Al comenzar la película, un documental sobre un californiano que más que tocar la trompeta la besaba, ví que se encendió un cigarro. A pesar de mis inclinaciones ácratas siempre he tenido un respeto victoriano por las normas más imbéciles (soy de los que se sienten incómodos colándose en el metro) y normalmente me hubiera molestado. Pero en ella me resultó aceptable, como quien roba un diamante con el museo lleno y a la vista de todos. Además su humo se confundía con el de la pantalla.

Me pasé la película entera buscando el ángulo apropiado para verla, sus cambios de piernas, sus gestos ante la evolución de la historia, su mano siguiendo el ritmo de la música, pero no la dije nada ni cuando acabó. En vez de eso, (nunca he encontrado las palabras apropiadas cuando las necesito) la lancé un mirada de las que no se pueden evitar, de las de hostilidades declaradas, de las de indecencia sin camuflaje. Ella la atrapó y salió de la sala sin poder evitar sonreír, sin demasiada prisa, sin incomodidad, sabiendo lo que significaba.

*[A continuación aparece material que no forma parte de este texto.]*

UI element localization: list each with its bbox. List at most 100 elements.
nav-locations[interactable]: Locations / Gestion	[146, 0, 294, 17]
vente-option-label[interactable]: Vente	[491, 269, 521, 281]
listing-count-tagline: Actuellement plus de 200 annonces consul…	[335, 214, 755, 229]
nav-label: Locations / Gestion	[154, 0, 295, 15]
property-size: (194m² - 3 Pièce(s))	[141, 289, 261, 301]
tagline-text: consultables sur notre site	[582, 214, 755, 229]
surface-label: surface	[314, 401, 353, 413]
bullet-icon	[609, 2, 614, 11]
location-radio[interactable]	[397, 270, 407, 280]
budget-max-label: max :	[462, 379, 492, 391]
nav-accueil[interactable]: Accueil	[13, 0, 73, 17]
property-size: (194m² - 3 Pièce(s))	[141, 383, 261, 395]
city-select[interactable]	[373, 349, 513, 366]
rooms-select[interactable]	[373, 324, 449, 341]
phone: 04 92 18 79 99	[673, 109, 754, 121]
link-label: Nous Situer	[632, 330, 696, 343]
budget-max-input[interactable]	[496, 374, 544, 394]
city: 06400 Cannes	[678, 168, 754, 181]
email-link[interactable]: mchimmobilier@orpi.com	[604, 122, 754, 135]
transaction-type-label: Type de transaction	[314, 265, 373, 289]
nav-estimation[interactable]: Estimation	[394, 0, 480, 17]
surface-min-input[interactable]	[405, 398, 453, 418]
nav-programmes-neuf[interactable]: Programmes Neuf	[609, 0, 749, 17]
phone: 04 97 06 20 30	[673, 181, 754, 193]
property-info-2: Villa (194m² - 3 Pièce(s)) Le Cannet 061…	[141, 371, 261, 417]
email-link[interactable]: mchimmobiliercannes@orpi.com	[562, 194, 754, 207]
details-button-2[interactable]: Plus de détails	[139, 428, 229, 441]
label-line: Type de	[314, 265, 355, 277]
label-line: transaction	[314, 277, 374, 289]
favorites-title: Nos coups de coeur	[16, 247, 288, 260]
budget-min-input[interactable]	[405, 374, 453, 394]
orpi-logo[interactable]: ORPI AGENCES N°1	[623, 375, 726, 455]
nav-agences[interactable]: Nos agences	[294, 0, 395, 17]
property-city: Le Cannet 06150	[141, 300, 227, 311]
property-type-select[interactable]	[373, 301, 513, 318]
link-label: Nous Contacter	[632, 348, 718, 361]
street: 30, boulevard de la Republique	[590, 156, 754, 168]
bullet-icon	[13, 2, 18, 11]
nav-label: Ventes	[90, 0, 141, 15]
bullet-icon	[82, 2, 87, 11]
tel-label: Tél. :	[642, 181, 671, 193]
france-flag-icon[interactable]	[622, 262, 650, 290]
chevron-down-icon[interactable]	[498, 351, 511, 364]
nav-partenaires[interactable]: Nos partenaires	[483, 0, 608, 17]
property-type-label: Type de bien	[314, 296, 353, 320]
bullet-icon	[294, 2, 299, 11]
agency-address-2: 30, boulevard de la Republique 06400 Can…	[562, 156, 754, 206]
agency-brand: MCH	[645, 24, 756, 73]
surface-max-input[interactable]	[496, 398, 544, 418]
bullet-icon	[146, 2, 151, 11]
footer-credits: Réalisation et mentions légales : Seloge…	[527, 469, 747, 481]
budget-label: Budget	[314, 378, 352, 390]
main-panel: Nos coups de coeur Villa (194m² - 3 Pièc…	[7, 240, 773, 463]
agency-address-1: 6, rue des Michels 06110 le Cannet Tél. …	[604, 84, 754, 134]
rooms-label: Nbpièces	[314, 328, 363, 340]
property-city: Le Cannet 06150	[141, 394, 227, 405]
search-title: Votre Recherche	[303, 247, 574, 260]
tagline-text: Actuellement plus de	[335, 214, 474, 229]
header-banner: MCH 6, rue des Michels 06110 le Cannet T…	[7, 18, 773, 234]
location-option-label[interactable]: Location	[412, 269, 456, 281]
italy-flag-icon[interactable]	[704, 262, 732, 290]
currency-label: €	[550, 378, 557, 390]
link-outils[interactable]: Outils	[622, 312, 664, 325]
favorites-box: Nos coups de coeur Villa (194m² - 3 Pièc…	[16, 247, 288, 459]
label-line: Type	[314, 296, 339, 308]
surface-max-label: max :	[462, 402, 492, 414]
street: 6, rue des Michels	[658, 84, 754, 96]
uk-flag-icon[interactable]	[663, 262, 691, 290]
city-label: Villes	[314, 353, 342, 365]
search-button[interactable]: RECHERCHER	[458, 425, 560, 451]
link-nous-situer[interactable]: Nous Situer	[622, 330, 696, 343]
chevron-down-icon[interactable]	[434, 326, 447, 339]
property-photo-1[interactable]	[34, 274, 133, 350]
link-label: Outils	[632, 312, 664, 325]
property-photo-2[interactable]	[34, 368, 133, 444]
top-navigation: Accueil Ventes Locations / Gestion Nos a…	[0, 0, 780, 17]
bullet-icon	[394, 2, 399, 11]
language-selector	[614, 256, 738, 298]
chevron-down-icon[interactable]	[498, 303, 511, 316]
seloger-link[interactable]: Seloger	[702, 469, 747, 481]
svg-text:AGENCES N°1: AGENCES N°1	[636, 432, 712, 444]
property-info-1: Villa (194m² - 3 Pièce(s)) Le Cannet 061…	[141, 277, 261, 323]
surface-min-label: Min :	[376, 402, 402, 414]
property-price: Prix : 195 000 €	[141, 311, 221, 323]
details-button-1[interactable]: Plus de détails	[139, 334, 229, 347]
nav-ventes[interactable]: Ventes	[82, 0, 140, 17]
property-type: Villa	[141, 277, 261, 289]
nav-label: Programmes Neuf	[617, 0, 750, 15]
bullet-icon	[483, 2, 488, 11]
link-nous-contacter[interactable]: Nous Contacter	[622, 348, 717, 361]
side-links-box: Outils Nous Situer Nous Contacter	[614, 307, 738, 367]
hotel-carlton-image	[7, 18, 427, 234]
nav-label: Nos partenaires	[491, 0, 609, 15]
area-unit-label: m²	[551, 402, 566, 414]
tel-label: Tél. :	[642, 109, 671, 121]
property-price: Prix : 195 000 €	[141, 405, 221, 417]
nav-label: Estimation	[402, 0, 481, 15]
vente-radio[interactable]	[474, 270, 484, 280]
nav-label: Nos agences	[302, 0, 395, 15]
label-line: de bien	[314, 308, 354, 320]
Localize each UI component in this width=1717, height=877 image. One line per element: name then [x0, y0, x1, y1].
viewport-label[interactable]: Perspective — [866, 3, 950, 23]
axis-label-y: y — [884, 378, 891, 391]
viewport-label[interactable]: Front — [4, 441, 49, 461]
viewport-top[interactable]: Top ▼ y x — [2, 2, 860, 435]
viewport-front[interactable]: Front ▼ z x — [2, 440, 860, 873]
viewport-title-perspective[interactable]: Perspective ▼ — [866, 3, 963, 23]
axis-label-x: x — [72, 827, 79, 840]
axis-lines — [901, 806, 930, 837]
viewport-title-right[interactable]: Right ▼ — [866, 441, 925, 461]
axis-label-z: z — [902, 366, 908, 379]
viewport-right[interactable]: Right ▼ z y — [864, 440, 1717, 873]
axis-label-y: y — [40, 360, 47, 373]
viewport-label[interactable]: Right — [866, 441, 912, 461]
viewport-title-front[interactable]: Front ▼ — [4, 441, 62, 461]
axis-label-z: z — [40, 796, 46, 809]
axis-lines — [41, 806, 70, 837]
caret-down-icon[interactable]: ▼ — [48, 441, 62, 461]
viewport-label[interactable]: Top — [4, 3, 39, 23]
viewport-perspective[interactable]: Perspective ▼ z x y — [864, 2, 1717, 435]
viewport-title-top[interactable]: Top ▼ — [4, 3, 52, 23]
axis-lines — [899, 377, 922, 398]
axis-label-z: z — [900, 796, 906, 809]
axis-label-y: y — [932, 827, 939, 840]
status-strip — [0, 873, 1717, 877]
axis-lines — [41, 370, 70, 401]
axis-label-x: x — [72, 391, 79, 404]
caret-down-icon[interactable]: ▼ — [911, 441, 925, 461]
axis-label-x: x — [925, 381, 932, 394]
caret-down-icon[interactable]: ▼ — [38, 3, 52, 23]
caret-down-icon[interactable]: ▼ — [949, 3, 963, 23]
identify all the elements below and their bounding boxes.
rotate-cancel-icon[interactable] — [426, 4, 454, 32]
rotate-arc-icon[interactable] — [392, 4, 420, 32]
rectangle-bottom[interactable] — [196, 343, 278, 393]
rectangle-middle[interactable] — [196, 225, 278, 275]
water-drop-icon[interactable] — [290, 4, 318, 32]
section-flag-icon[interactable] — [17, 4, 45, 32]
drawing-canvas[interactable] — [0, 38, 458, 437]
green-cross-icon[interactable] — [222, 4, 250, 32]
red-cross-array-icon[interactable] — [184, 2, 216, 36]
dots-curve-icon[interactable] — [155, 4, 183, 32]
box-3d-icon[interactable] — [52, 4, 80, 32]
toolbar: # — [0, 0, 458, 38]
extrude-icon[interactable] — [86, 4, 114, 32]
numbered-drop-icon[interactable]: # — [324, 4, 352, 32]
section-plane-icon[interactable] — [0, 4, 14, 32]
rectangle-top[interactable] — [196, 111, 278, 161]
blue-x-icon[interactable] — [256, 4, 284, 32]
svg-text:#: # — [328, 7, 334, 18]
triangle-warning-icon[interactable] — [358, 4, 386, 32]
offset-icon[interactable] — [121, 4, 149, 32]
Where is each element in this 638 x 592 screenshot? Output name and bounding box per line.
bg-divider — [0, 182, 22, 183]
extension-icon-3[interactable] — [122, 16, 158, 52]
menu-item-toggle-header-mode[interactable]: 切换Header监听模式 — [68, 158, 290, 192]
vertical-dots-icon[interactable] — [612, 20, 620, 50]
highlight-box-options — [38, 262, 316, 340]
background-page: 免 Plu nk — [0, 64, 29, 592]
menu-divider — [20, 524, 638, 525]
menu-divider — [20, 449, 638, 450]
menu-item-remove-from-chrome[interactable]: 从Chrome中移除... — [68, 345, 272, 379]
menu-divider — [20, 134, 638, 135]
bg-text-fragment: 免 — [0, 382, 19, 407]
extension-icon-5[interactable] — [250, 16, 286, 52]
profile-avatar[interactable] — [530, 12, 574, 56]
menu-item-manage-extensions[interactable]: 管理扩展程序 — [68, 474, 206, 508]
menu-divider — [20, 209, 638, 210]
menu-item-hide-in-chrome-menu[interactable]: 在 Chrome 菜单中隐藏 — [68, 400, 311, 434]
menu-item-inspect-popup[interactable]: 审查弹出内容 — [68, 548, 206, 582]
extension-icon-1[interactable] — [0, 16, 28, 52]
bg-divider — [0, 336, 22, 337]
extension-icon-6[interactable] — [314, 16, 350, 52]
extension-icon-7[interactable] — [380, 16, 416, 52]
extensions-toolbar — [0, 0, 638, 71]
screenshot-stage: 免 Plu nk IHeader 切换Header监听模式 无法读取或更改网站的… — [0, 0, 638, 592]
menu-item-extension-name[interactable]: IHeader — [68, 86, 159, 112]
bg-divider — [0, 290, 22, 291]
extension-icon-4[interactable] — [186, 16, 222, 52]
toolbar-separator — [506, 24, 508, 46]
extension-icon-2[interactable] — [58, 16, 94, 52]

La dejé irse, alguien que me había gustado tanto merecía la oportunidad de perderse entre el tráfico del fin de semana por la tarde, merecía la confianza de un segundo encuentro fortuito entre cuatro millones de personas, un segundo encuentro en el que no se me escaparía.

Me hubiera parecido casi vulgar no haberme abandonado al azar, no haber dejado a las bolas golpearse unas a otras y chascar haciendo combinaciones irrepetibles en cada partida. Dejemos la planificación para otros, pensé, total, nunca he sabido actuar siguiendo el guión.

Ella volvió a su casa, encontró el camino, y pensó que quizá, después de la mirada de aquel tío en el cine era hora de perderse un poco más y salirse de sus raíles, de dar carpetazo a su anterior vida, de darle una oportunidad a Madrid.